European gas prices rose sharply on Thursday after Gazprom restricted gas supplies to Germany and Italy. On the leading stock exchange in Amsterdam, gas became more than a fifth more expensive. This week, almost half of the price has already been added.
Gazprom first cut the amount of gas Germany receives through the Nord Stream pipeline by 40 percent this week. That was then further reduced so that Germany now receives 60 percent less gas through the pipeline than a week earlier. Italian oil and gas group Eni announced that Gazprom would supply 15 percent less gas. However, the Italians claim to have received even less, namely about two-thirds of what was agreed.
Those were not the only steps taken by the Russian state gas company, because the Austrian and French gas suppliers OMV and Engie also say they have received less gas.
Gazprom says supplies through Nord Stream are limited due to parts maintenance and sanctions. A turbine was in Canada for maintenance and cannot be retrieved due to sanctions.

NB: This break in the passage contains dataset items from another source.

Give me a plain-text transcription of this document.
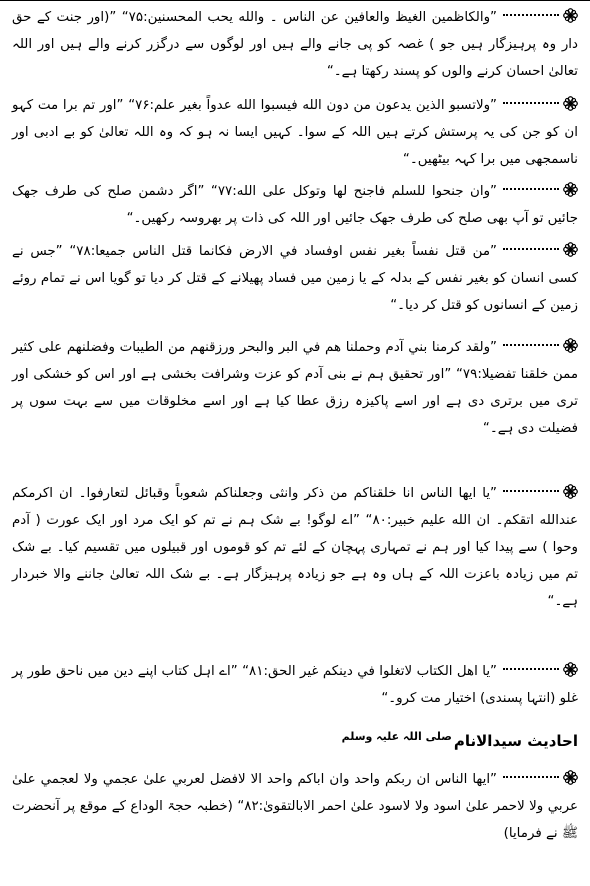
”والكاظمين الغيظ والعافين عن الناس ۔ والله يحب المحسنين:۷۵“ ”(اور جنت کے حق دار وہ پرہیزگار ہیں جو ) غصہ کو پی جانے والے ہیں اور لوگوں سے درگزر کرنے والے ہیں اور اللہ تعالیٰ احسان کرنے والوں کو پسند رکھتا ہے۔“
”ولاتسبو الذين يدعون من دون الله فيسبوا الله عدواً بغير علم:۷۶“ ”اور تم برا مت کہو ان کو جن کی یہ پرستش کرتے ہیں اللہ کے سوا۔ کہیں ایسا نہ ہو کہ وہ اللہ تعالیٰ کو بے ادبی اور ناسمجھی میں برا کہہ بیٹھیں۔“
”وان جنحوا للسلم فاجنح لها وتوكل على الله:۷۷“ ”اگر دشمن صلح کی طرف جھک جائیں تو آپ بھی صلح کی طرف جھک جائیں اور اللہ کی ذات پر بھروسہ رکھیں۔“
”من قتل نفساً بغير نفس اوفساد في الارض فكانما قتل الناس جميعا:۷۸“ ”جس نے کسی انسان کو بغیر نفس کے بدلہ کے یا زمین میں فساد پھیلانے کے قتل کر دیا تو گویا اس نے تمام روئے زمین کے انسانوں کو قتل کر دیا۔“
”ولقد كرمنا بني آدم وحملنا هم في البر والبحر ورزقنهم من الطيبات وفضلنهم على كثير ممن خلقنا تفضيلا:۷۹“ ”اور تحقیق ہم نے بنی آدم کو عزت وشرافت بخشی ہے اور اس کو خشکی اور تری میں برتری دی ہے اور اسے پاکیزہ رزق عطا کیا ہے اور اسے مخلوقات میں سے بہت سوں پر فضیلت دی ہے۔“
”يا ايها الناس انا خلقناكم من ذكر وانثى وجعلناكم شعوباً وقبائل لتعارفوا۔ ان اكرمكم عندالله اتقكم۔ ان الله عليم خبير:۸۰“ ”اے لوگو! بے شک ہم نے تم کو ایک مرد اور ایک عورت ( آدم وحوا ) سے پیدا کیا اور ہم نے تمہاری پہچان کے لئے تم کو قوموں اور قبیلوں میں تقسیم کیا۔ بے شک تم میں زیادہ باعزت اللہ کے ہاں وہ ہے جو زیادہ پرہیزگار ہے۔ بے شک اللہ تعالیٰ جاننے والا خبردار ہے۔“
”يا اهل الكتاب لاتغلوا في دينكم غير الحق:۸۱“ ”اے اہل کتاب اپنے دین میں ناحق طور پر غلو (انتہا پسندی) اختیار مت کرو۔“
احادیث سیدالانامصلی اللہ علیہ وسلم
”ايها الناس ان ربكم واحد وان اباكم واحد الا لافضل لعربي علىٰ عجمي ولا لعجمي علىٰ عربي ولا لاحمر علىٰ اسود ولا لاسود علىٰ احمر الابالتقوىٰ:۸۲“ (خطبہ حجۃ الوداع کے موقع پر آنحضرت ﷺ نے فرمایا)
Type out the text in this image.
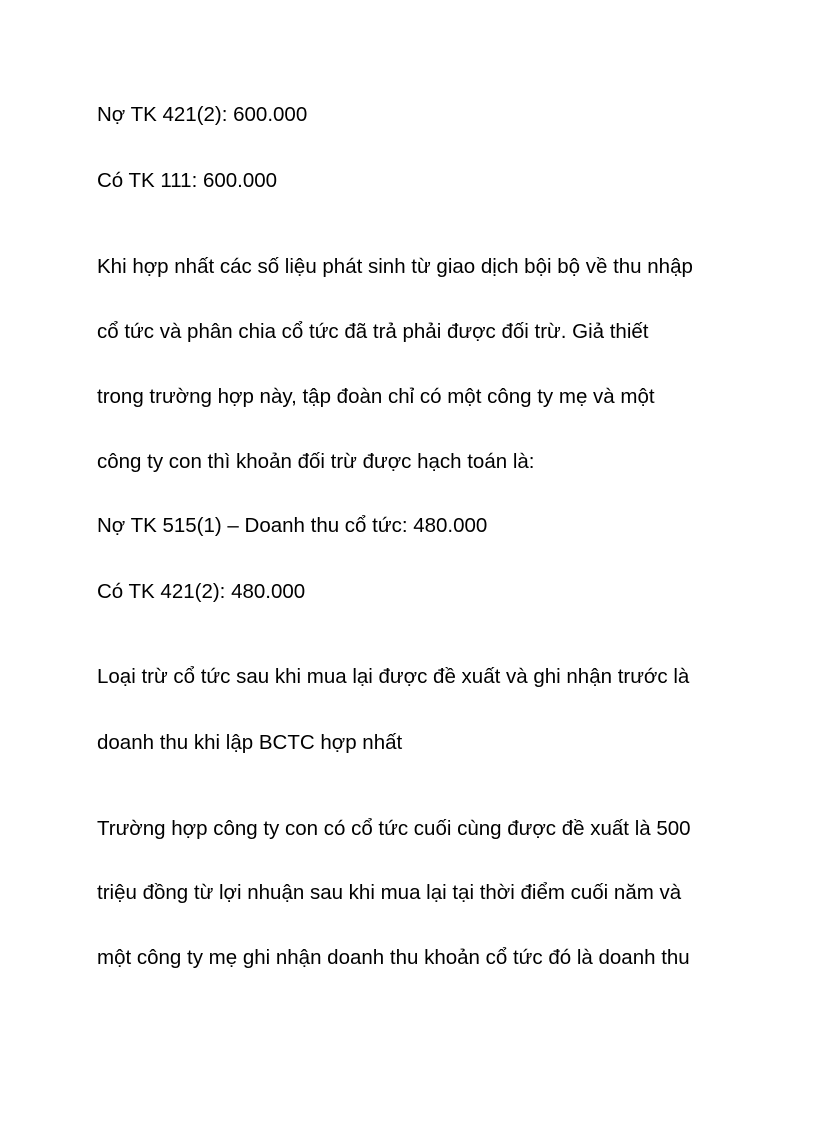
Nợ TK 421(2): 600.000

Có TK 111: 600.000

Khi hợp nhất các số liệu phát sinh từ giao dịch bội bộ về thu nhập

cổ tức và phân chia cổ tức đã trả phải được đối trừ. Giả thiết

trong trường hợp này, tập đoàn chỉ có một công ty mẹ và một

công ty con thì khoản đối trừ được hạch toán là:

Nợ TK 515(1) – Doanh thu cổ tức: 480.000

Có TK 421(2): 480.000

Loại trừ cổ tức sau khi mua lại được đề xuất và ghi nhận trước là

doanh thu khi lập BCTC hợp nhất

Trường hợp công ty con có cổ tức cuối cùng được đề xuất là 500

triệu đồng từ lợi nhuận sau khi mua lại tại thời điểm cuối năm và

một công ty mẹ ghi nhận doanh thu khoản cổ tức đó là doanh thu
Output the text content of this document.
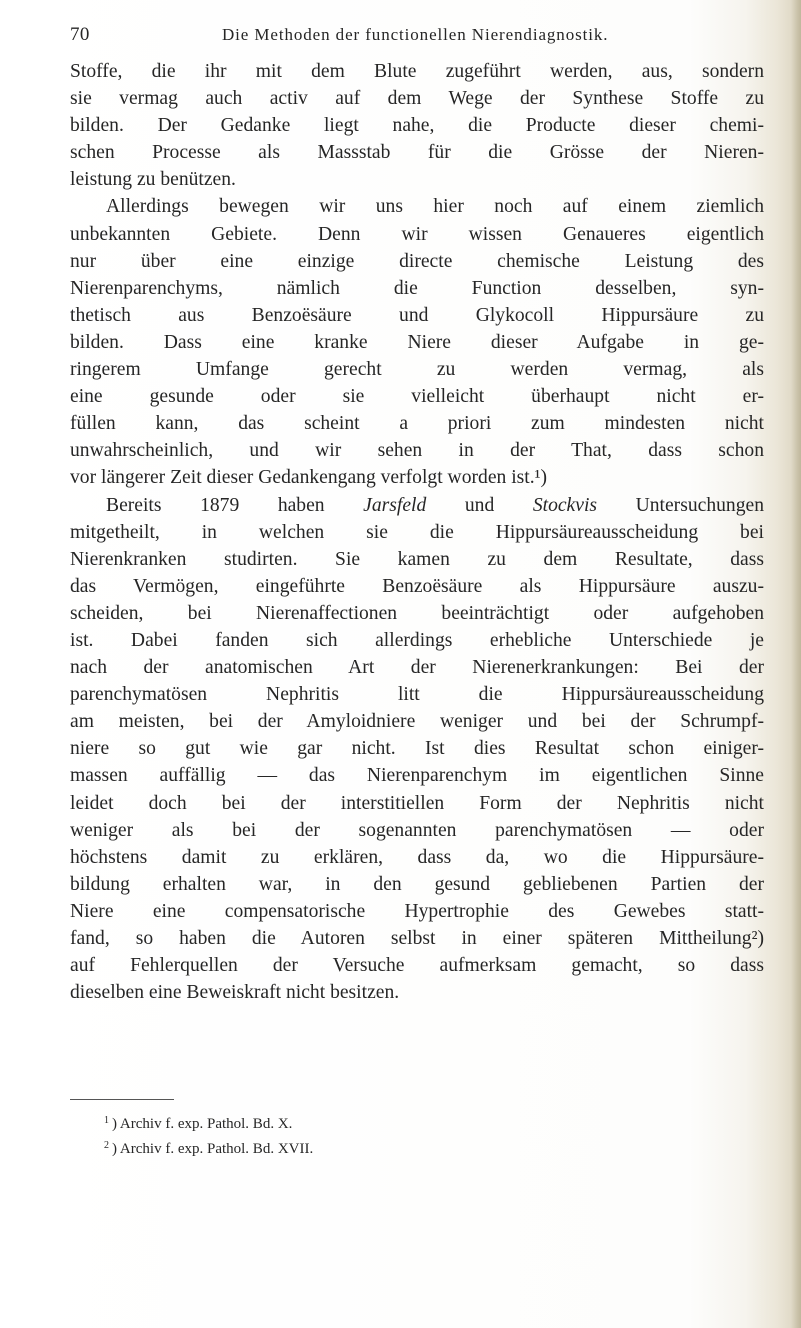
70	Die Methoden der functionellen Nierendiagnostik.
Stoffe, die ihr mit dem Blute zugeführt werden, aus, sondern
sie vermag auch activ auf dem Wege der Synthese Stoffe zu
bilden. Der Gedanke liegt nahe, die Producte dieser chemi-
schen Processe als Massstab für die Grösse der Nieren-
leistung zu benützen.
Allerdings bewegen wir uns hier noch auf einem ziemlich
unbekannten Gebiete. Denn wir wissen Genaueres eigentlich
nur über eine einzige directe chemische Leistung des
Nierenparenchyms, nämlich die Function desselben, syn-
thetisch aus Benzoësäure und Glykocoll Hippursäure zu
bilden. Dass eine kranke Niere dieser Aufgabe in ge-
ringerem Umfange gerecht zu werden vermag, als
eine gesunde oder sie vielleicht überhaupt nicht er-
füllen kann, das scheint a priori zum mindesten nicht
unwahrscheinlich, und wir sehen in der That, dass schon
vor längerer Zeit dieser Gedankengang verfolgt worden ist.¹)
Bereits 1879 haben Jarsfeld und Stockvis Untersuchungen
mitgetheilt, in welchen sie die Hippursäureausscheidung bei
Nierenkranken studirten. Sie kamen zu dem Resultate, dass
das Vermögen, eingeführte Benzoësäure als Hippursäure auszu-
scheiden, bei Nierenaffectionen beeinträchtigt oder aufgehoben
ist. Dabei fanden sich allerdings erhebliche Unterschiede je
nach der anatomischen Art der Nierenerkrankungen: Bei der
parenchymatösen Nephritis litt die Hippursäureausscheidung
am meisten, bei der Amyloidniere weniger und bei der Schrumpf-
niere so gut wie gar nicht. Ist dies Resultat schon einiger-
massen auffällig — das Nierenparenchym im eigentlichen Sinne
leidet doch bei der interstitiellen Form der Nephritis nicht
weniger als bei der sogenannten parenchymatösen — oder
höchstens damit zu erklären, dass da, wo die Hippursäure-
bildung erhalten war, in den gesund gebliebenen Partien der
Niere eine compensatorische Hypertrophie des Gewebes statt-
fand, so haben die Autoren selbst in einer späteren Mittheilung²)
auf Fehlerquellen der Versuche aufmerksam gemacht, so dass
dieselben eine Beweiskraft nicht besitzen.
$^1$ ) Archiv f. exp. Pathol. Bd. X.
$^2$ ) Archiv f. exp. Pathol. Bd. XVII.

CEO Alexei Miller warned that the situation will not improve soon. There are many parts of the Nord Stream pipeline that require maintenance, he said.
Due to reduced gas supplies, the German government has called on citizens and businesses to save as much energy as possible. In this way, the country can continue to fill its gas storage facilities.
Gas prices rose at the beginning of this week because Norway supplied less gas. There was also a fire at a large liquefied natural gas (LNG) terminal in Texas. As a result, less American LNG gas will probably come to Europe shortly. Many European countries see LNG as part of the replacement for Russian gas.